Gosh, there's so much more I could get involved in and I already feel like I'm running out of time even though I've barely stepped outside of Fajara...and still an entire country to get to know.

Working 9 to 5..African style

Ah, it’s good to be a working woman again, albeit on a volunteer basis. I confess that I tossed and turned a fair bit last night – a combination of the four-hour long torrential tropical thunderstorm beating down on the tin roof of my bungalow room, and nerves at the thought of having to train four smart Gambians on the vagaries of PowerPoint, not something I am truly au fait with.

But after a brain enhancing breakfast of fresh fruit – the mangoes here are possibly the best in the world – I was striding off along Kairaba Avenue, backpack secured, sneakers churning up the blood-red sandy earth in my wake and a head full of positive thought.

And after Dubai’s general apathy and my own indulgent malaise it is already refreshing to be meeting people who dispel the African stereotype and who are completely committed to their country and its untapped potential.

The team at the Association of Small Scale Entrepreneurs in Tourism (ASSET) are the new breed of go-getter that Gambia needs to re-energise its tourism offering. Working out of a converted villa in a quiet side street ASSET may be light on resources but is rich with enthusiasm.

Badou and Ndimbalan were first up for training and I emerged from their resource centre over six hours later really feeling that I had helped to expand their already impressive knowledge base with a small insight into slide-based presentations. OK, it’s hardly going to change the world in the long run, but their passion and eagerness really made it a pleasure to help out.
It also helped in making me forget about taking a lunch break which is a definite bonus, as after just three days I am already starting to like the traditional Gambian dish of domoda (a rich groundnut sauce-based concoction slathered over chicken, beef or vegetables) a little too much for my hips’ liking...

Stranger in a strange land

I have a new name, I am Toubab. It’s not peculiar to me nor is it an expression of fondness that I’ve acquired in my first few days under the African sun.

“Hey Toubab,” is the catcall for any and every unfamiliar white person walking the streets of The Gambia. It’s a catch-all term, not malicious, nor confrontational, it simply is what it is. And looking down at my pasty chicken legs I definitely deserve this new moniker.

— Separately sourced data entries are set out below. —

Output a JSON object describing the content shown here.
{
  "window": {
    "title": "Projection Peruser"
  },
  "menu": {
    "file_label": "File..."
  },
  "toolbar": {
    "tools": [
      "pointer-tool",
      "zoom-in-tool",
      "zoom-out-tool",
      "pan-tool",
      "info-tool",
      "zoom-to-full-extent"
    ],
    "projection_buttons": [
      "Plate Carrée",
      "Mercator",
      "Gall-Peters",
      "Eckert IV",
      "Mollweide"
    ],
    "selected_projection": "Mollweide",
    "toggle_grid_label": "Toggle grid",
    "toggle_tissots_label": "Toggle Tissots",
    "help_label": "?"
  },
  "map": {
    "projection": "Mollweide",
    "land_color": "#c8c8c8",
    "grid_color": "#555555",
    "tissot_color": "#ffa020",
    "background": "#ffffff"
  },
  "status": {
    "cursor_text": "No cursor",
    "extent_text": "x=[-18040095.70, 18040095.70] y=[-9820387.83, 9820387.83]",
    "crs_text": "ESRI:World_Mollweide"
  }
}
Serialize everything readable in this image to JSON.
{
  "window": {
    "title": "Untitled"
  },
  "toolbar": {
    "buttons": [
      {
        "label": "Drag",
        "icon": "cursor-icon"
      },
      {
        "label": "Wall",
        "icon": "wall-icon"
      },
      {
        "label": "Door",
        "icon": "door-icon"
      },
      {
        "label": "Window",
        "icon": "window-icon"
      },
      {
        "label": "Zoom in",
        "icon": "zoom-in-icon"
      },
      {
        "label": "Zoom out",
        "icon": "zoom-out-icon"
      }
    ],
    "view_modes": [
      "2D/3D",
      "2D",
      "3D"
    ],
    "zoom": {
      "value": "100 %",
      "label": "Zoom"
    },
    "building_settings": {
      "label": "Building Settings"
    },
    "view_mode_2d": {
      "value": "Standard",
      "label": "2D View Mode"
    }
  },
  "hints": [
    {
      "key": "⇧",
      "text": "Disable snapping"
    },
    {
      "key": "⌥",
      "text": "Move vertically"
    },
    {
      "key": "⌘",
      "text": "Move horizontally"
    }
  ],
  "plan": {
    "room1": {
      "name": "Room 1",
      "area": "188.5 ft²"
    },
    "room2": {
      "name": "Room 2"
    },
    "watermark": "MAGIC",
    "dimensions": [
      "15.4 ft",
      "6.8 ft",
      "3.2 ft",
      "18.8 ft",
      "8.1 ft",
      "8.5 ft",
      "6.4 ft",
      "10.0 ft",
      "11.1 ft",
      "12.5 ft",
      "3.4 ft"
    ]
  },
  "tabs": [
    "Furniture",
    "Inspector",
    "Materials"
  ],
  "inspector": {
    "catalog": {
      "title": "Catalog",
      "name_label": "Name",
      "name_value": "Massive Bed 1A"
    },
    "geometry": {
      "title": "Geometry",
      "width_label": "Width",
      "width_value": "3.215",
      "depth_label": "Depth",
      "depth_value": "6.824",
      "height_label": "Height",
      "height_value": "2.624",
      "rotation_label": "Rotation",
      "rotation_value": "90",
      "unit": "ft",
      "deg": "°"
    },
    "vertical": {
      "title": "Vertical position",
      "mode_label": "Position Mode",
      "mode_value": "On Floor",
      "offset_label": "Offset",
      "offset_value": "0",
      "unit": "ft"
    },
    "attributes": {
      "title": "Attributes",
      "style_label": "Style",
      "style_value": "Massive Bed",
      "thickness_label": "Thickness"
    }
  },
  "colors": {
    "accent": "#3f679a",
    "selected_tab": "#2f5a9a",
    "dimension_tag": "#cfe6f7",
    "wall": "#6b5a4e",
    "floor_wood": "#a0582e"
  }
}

I also had my first run-in with the delightfully named genre of local jeune homme called a ‘bumster’. These men prey on the tourist as a way to earn their living, from offering above-board and overpriced general assistance to the list of sexual services that has earned the Smiling Coast a less than favourable reputation. It’s not all down to the high rate of unemployment though as it has been preyed upon in equal measure by, shall we say, ladies of a certain age, whose idea of an exotic beach vacation includes some young affordable flesh. And no, that’s not why I’m here.

As it’s ‘off season’ my bumster wasn’t the choicest pick. Probably around my age he was in serious need of some dental work and a script that went beyond mere pleasantries. It didn’t take too long to dispense of the gentleman as my innate ability to fabricate a credible expat existence in any foreign land (long-time resident, husband works for your president, I’m off to meet the minster of xyz, me no speakee Ingliss) seemed to do the trick. Mind you, I was hot, sweaty and wearing camouflage pants, so I wasn’t the exactly the best deal going either!